Ancient Bibles taken from Damascus by Israeli spies are at centre of ownership dispute

 (Photo: Dave Edmonds)

Ancient Hebrew Bibles, written between 700 and 1,000 years ago are the subject of a passionate ownership dispute between a Syrian rabbi and Israeli officials.

The Bibles were kept in synagogues in Damascus for hundreds of years, but were stolen 20 years ago by Israeli spies. Now, the National Library of Israel has asked an Israeli court to grant it official custodianship.

The disputed property is known as the Crowns of Damascus—nine books mostly written in Spain and Italy centuries ago. The pages are parchment, and the books are bound in leather.

In 1992, Syria allowed its Jewish population to leave the country, but did not allow them to take the Crowns of Damascus, according to the Associated Press.

The manuscripts were being guarded in the Syrian capital when Israel's national intelligence agency – The Mossad – stole them between 1993 and 1995. The agency turned the documents over to the library for restoration and safekeeping, and their location was kept a secret for over a decade.
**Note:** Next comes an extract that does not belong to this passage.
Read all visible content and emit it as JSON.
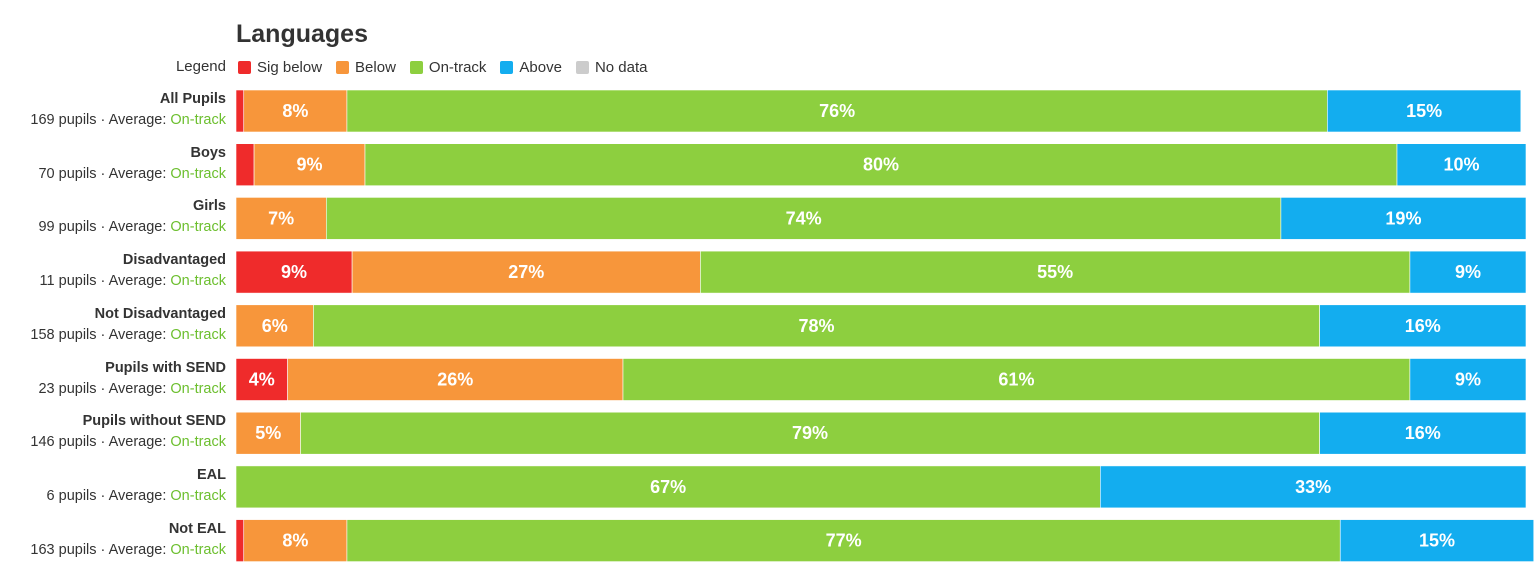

Rabbi Avraham Hamra, a Syrian Jew who now lives in Israel, was identified as one of the people that helped organise the Mossad mission.

In 2000, the Crowns of Damascus were exhibited at the home of the Israeli president. A catalogue distributed at the exhibition allegedly contained a promise to Rabbi Hamra that because the Bibles are the "religious and spiritual treasure of the Syrian Jewish community," the National Library of Israel would keep them "until the establishment of a Syrian Jewish heritage centre in Israel."

The library denies promising the books to Hamra, and the rabbi has yet to build the Syrian Jewish heritage center.

On Monday, the library asked the Israeli Justice Ministry to establish a public, charitable trust for the manuscripts, overseen by a steering committee. The committee would include Syrian Jews who have immigrated to Israel, and the library's proposal is supported by the Damascus Jewry Organisation in Israel.

Rabbi Hamra was invited to sit on the proposed steering committee but declined.

"It is not my property, but it is the property of my community," he told the AP. Hamra is considering filing a lawsuit to block the custodianship.

Syrian officials have not released a statement regarding the dispute.